An explicit rubric reduces evaluator variance, gives you interpretable output, and makes it easier to audit when the judge is wrong. Libraries like Autoevals and Braintrust ship prebuilt rubrics for common tasks — worth stealing before writing your own from scratch.

Tools Worth Knowing

You don’t have to build all of this from scratch. Several tools have made serious progress on the eval infrastructure problem:

Braintrust — Full eval platform with experiment tracking, dataset management, and scoring functions. Organizes eval runs by prompt, model, and deployment so you can diff quality over time, not just across releases. Pairs well with their open-source Autoevals library, which ships prebuilt model-graded scoring functions for common tasks (factual accuracy, helpfulness, toxicity, semantic similarity).

Langfuse — Open-source LLM observability that sits between your app and your models. Traces every call, attaches eval scores (human or automated) to individual spans, and surfaces quality trends over production traffic. Good choice if you want observability and evals in the same tool rather than a separate eval harness.

Evalite — TypeScript-native eval framework by Matt Pocock. Low ceremony: define a task, define a scorer, run it in your existing test setup. Targets teams who want evals that feel like unit tests rather than a separate ML experiment platform.

promptfoo — CLI-first eval runner focused on prompt comparison and red-teaming.
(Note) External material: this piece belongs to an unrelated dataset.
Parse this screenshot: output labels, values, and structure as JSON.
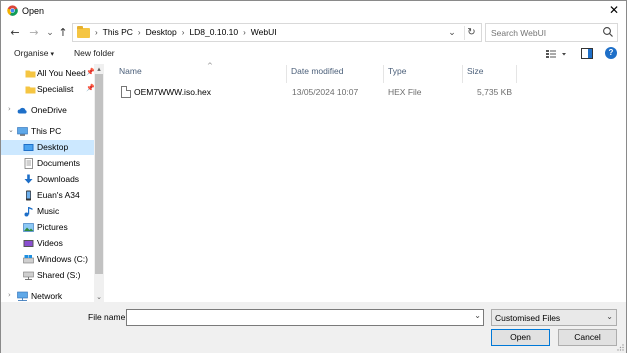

Easy to configure via YAML, integrates with most model providers, and has built-in support for detecting prompt injection and other adversarial inputs.

deepeval — Python eval framework with a large library of built-in metrics (G-Eval, RAG faithfulness, answer relevancy, hallucination detection). Useful for RAG pipelines where you want specific grading for retrieval quality, not just generation quality.
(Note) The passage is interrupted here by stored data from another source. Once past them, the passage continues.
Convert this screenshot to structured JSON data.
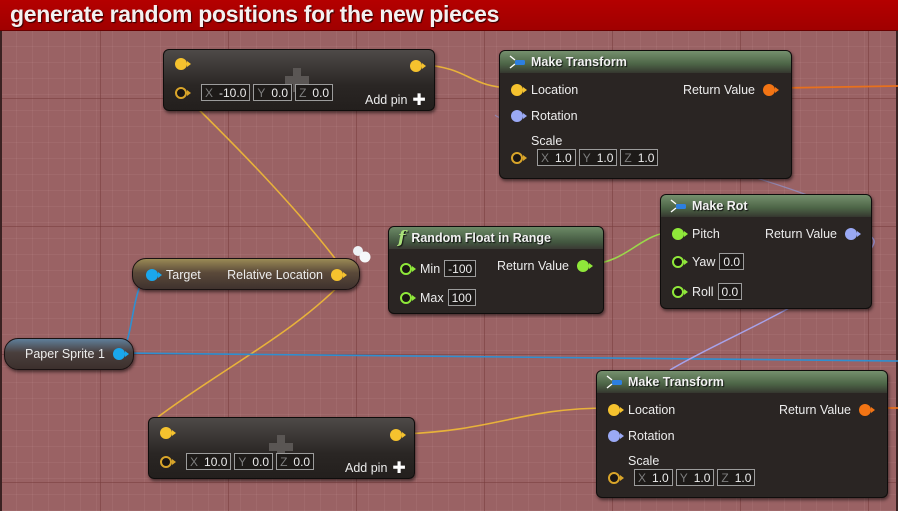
{
  "comment": {
    "title": "generate random positions for the new pieces"
  },
  "colors": {
    "vector_pin": "#f5c22e",
    "rotator_pin": "#9aa9f5",
    "float_pin": "#8fe83a",
    "transform_pin": "#f27414",
    "object_pin": "#1aa7ec",
    "comment_bg": "#a60000",
    "canvas_bg": "#9a6264"
  },
  "nodes": {
    "add_top": {
      "pins": [
        {
          "axis": "X",
          "value": "-10.0"
        },
        {
          "axis": "Y",
          "value": "0.0"
        },
        {
          "axis": "Z",
          "value": "0.0"
        }
      ],
      "add_pin_label": "Add pin",
      "add_pin_icon": "plus-icon"
    },
    "add_bottom": {
      "pins": [
        {
          "axis": "X",
          "value": "10.0"
        },
        {
          "axis": "Y",
          "value": "0.0"
        },
        {
          "axis": "Z",
          "value": "0.0"
        }
      ],
      "add_pin_label": "Add pin",
      "add_pin_icon": "plus-icon"
    },
    "make_transform_top": {
      "title": "Make Transform",
      "icon": "struct-make-icon",
      "location_label": "Location",
      "rotation_label": "Rotation",
      "scale_label": "Scale",
      "scale": [
        {
          "axis": "X",
          "value": "1.0"
        },
        {
          "axis": "Y",
          "value": "1.0"
        },
        {
          "axis": "Z",
          "value": "1.0"
        }
      ],
      "return_label": "Return Value"
    },
    "make_transform_bottom": {
      "title": "Make Transform",
      "icon": "struct-make-icon",
      "location_label": "Location",
      "rotation_label": "Rotation",
      "scale_label": "Scale",
      "scale": [
        {
          "axis": "X",
          "value": "1.0"
        },
        {
          "axis": "Y",
          "value": "1.0"
        },
        {
          "axis": "Z",
          "value": "1.0"
        }
      ],
      "return_label": "Return Value"
    },
    "make_rot": {
      "title": "Make Rot",
      "icon": "struct-make-icon",
      "pitch_label": "Pitch",
      "yaw_label": "Yaw",
      "yaw_value": "0.0",
      "roll_label": "Roll",
      "roll_value": "0.0",
      "return_label": "Return Value"
    },
    "random_float": {
      "title": "Random Float in Range",
      "icon": "function-icon",
      "icon_glyph": "f",
      "min_label": "Min",
      "min_value": "-100",
      "max_label": "Max",
      "max_value": "100",
      "return_label": "Return Value"
    },
    "get_relative_location": {
      "target_label": "Target",
      "return_label": "Relative Location"
    },
    "paper_sprite": {
      "label": "Paper Sprite 1"
    }
  }
}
The right tool depends on your stack and where you’re starting from. What matters more than the choice of framework is the discipline of running evals at all — consistently, on every significant change.

The Uncomfortable Part

Most teams skip this because it asks an irritating question early: what would “good” look like here?

That is genuinely hard for a new AI feature. It is also non-optional if you care about reliability. Teams that ship trustworthy AI are doing the same thing they’d do for any critical code path: define expected behavior, test it, and run those tests continuously.

The benchmarks are not lying. They are answering someone else’s question. Stop reading them as product roadmaps and start writing tests that match your system.

Your users will notice before your dashboards do. Build the test suite first.